## Exporting a convnet using ONNX in PyTorch

In [None]:
import torch
import torch.nn as nn
import torch.optim as optim
import torchvision.datasets as dsets
import torchvision.transforms as transforms
from torch.utils.data.sampler import SubsetRandomSampler
device = torch.device("cuda:0" if torch.cuda.is_available() else "cpu")
# Assuming that we are on a CUDA machine, this should print a CUDA device:
print(device)
import numpy as np
VERBOSE = True  # Suppress printing of mini-batch losses

Note the 2-D input_size.  Read the MNIST dataset and resizing the images to 32x32 pixels with zero padding includes.  They are grayscale already, so the input will be 32x32x1.

In [None]:
# Hyper Parameters 
input_size = (32, 32)
num_classes = 10
num_epochs = 10
batch_size_train = 256
batch_size_val = 256
batch_size_test = 1024
learning_rate = 2e-3
num_folds = 6  # V-fold cross validation!
v = 4  # The filter hyperparameter.  The number of activation maps is dependent.
torch.set_printoptions(threshold=1000)

This initially downloads two datasets, one for training and validation (called train_dataset) and one for test.

In [None]:
# Load image data and transform images to 32x32x1
train_dataset = dsets.MNIST(root='./data',
                         train=True,
                         transform=transforms.Compose([
                             transforms.Resize(input_size),
                             transforms.ToTensor()]),
                         download=True)
test_dataset = dsets.MNIST('./data',
                        train=False,
                        transform=transforms.Compose([
                            transforms.Resize(input_size),
                            transforms.ToTensor()]),
                        download=True)

In [None]:
# Dataset loaders (handle mini-batching of data) 
train_loader = torch.utils.data.DataLoader(dataset=train_dataset, batch_size=batch_size_train, shuffle=True) 
test_loader = torch.utils.data.DataLoader(dataset=test_dataset, batch_size=batch_size_test, shuffle=False)
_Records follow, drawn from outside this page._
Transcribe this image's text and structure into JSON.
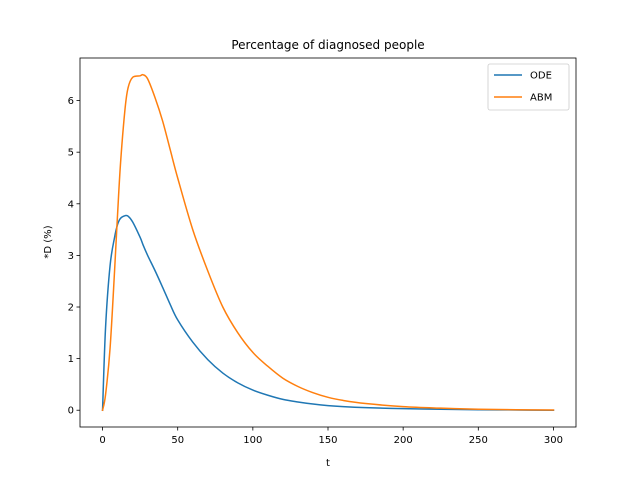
{
  "chart_data": {
    "type": "line",
    "title": "Percentage of diagnosed people",
    "xlabel": "t",
    "ylabel": "*D (%)",
    "xlim": [
      -15,
      315
    ],
    "ylim": [
      -0.325,
      6.825
    ],
    "xticks": [
      0,
      50,
      100,
      150,
      200,
      250,
      300
    ],
    "yticks": [
      0,
      1,
      2,
      3,
      4,
      5,
      6
    ],
    "grid": false,
    "legend_position": "top-right",
    "x": [
      0,
      2,
      5,
      8,
      10,
      12,
      15,
      17,
      20,
      25,
      27,
      30,
      35,
      40,
      45,
      50,
      60,
      70,
      80,
      90,
      100,
      110,
      120,
      130,
      140,
      150,
      160,
      175,
      200,
      225,
      250,
      275,
      300
    ],
    "series": [
      {
        "name": "ODE",
        "color": "#1f77b4",
        "values": [
          0.0,
          1.6,
          2.8,
          3.35,
          3.6,
          3.72,
          3.77,
          3.76,
          3.65,
          3.35,
          3.2,
          3.0,
          2.7,
          2.38,
          2.05,
          1.75,
          1.32,
          0.98,
          0.72,
          0.53,
          0.39,
          0.29,
          0.21,
          0.16,
          0.12,
          0.09,
          0.07,
          0.05,
          0.03,
          0.02,
          0.01,
          0.005,
          0.0
        ]
      },
      {
        "name": "ABM",
        "color": "#ff7f0e",
        "values": [
          0.0,
          0.3,
          1.2,
          2.7,
          3.8,
          4.8,
          5.85,
          6.25,
          6.45,
          6.48,
          6.5,
          6.42,
          6.05,
          5.6,
          5.05,
          4.5,
          3.5,
          2.7,
          2.0,
          1.5,
          1.12,
          0.85,
          0.62,
          0.46,
          0.34,
          0.25,
          0.19,
          0.13,
          0.07,
          0.04,
          0.02,
          0.01,
          0.005
        ]
      }
    ]
  }
}
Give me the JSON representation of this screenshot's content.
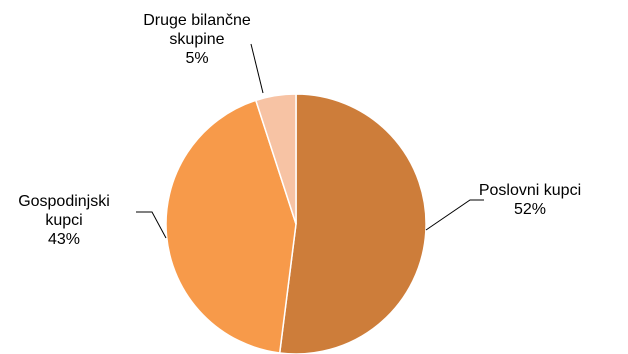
{
  "chart_data": {
    "type": "pie",
    "title": "",
    "slices": [
      {
        "label": "Poslovni kupci",
        "label_lines": [
          "Poslovni kupci"
        ],
        "value": 52,
        "value_text": "52%",
        "color": "#cd7d3a"
      },
      {
        "label": "Gospodinjski kupci",
        "label_lines": [
          "Gospodinjski",
          "kupci"
        ],
        "value": 43,
        "value_text": "43%",
        "color": "#f79a4a"
      },
      {
        "label": "Druge bilančne skupine",
        "label_lines": [
          "Druge bilančne",
          "skupine"
        ],
        "value": 5,
        "value_text": "5%",
        "color": "#f7c3a4"
      }
    ],
    "start_angle_deg": 0,
    "direction": "clockwise",
    "legend": "none",
    "labels_outside_with_leader_lines": true
  }
}
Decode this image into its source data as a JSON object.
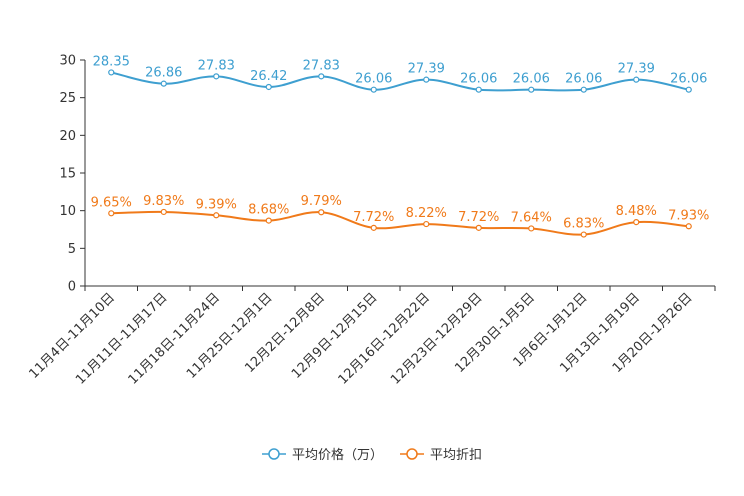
{
  "chart_data": {
    "type": "line",
    "title": "",
    "xlabel": "",
    "ylabel": "",
    "ylim": [
      0,
      30
    ],
    "yticks": [
      0,
      5,
      10,
      15,
      20,
      25,
      30
    ],
    "categories": [
      "11月4日-11月10日",
      "11月11日-11月17日",
      "11月18日-11月24日",
      "11月25日-12月1日",
      "12月2日-12月8日",
      "12月9日-12月15日",
      "12月16日-12月22日",
      "12月23日-12月29日",
      "12月30日-1月5日",
      "1月6日-1月12日",
      "1月13日-1月19日",
      "1月20日-1月26日"
    ],
    "series": [
      {
        "name": "平均价格（万）",
        "color": "#3e9fd0",
        "values": [
          28.35,
          26.86,
          27.83,
          26.42,
          27.83,
          26.06,
          27.39,
          26.06,
          26.06,
          26.06,
          27.39,
          26.06
        ],
        "labels": [
          "28.35",
          "26.86",
          "27.83",
          "26.42",
          "27.83",
          "26.06",
          "27.39",
          "26.06",
          "26.06",
          "26.06",
          "27.39",
          "26.06"
        ]
      },
      {
        "name": "平均折扣",
        "color": "#f07a1a",
        "values": [
          9.65,
          9.83,
          9.39,
          8.68,
          9.79,
          7.72,
          8.22,
          7.72,
          7.64,
          6.83,
          8.48,
          7.93
        ],
        "labels": [
          "9.65%",
          "9.83%",
          "9.39%",
          "8.68%",
          "9.79%",
          "7.72%",
          "8.22%",
          "7.72%",
          "7.64%",
          "6.83%",
          "8.48%",
          "7.93%"
        ]
      }
    ],
    "legend_position": "bottom-center",
    "grid": false
  }
}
A version of the well-known LeNet-5 CNN model architecture.

In [None]:
class LeNet5(nn.Module):
    # A version of LeNet-5.  Note the hyperparameter 'v' (n^v activation maps).
    def __init__(self, v=0):
        super(LeNet5, self).__init__()
        # 1 image input channel, 6 filters, 5x5 kernel
        self.convnet = nn.Sequential(
            nn.Conv2d(1, 2**v, kernel_size=(5, 5)),  # c1
            nn.ReLU(),  # relu1
            nn.MaxPool2d(kernel_size=(2, 2), stride=2),  # s2
            nn.Conv2d(2**v, 3**v, kernel_size=(5, 5)),  # c3
            nn.ReLU(),  # relu3
            nn.MaxPool2d(kernel_size=(2, 2), stride=2),  # s4
            nn.Conv2d(3**v, 5**v, kernel_size=(5, 5)),  # c5
            nn.ReLU(),  # relu5
        )

        self.fc = nn.Sequential(
            nn.Linear(5**v, 84),  # f6
            nn.ReLU(),  # relu6
            nn.Linear(84, 10),  # f7
        )
        
    def forward(self, input):
        convout = self.convnet(input)
        convout = convout.view(input.size(0), -1)
        output = self.fc(convout)
        return output
        

The following function will train the model for a single epoch and report the training loss.

In [None]:
def train_one_epoch(epoch_num, verbose=VERBOSE):
    for i, (images, labels) in enumerate(train_loader):
        images = images.to(device)
        labels = labels.to(device)
        # Forward pass
        optimizer.zero_grad() 
        outputs = model(images) 
        loss = criterion(outputs, labels)
        # Backward pass
        loss.backward()
        # Optimize
        optimizer.step()
        if verbose is True:
            if (i + 1) % 100 == 0:
                print('Epoch: [% d/% d], Step: [% d/% d], Loss: %.4f'
                      % (epoch_num + 1, num_epochs, i + 1,
                         len(train_dataset) // batch_size_train, loss.item())) 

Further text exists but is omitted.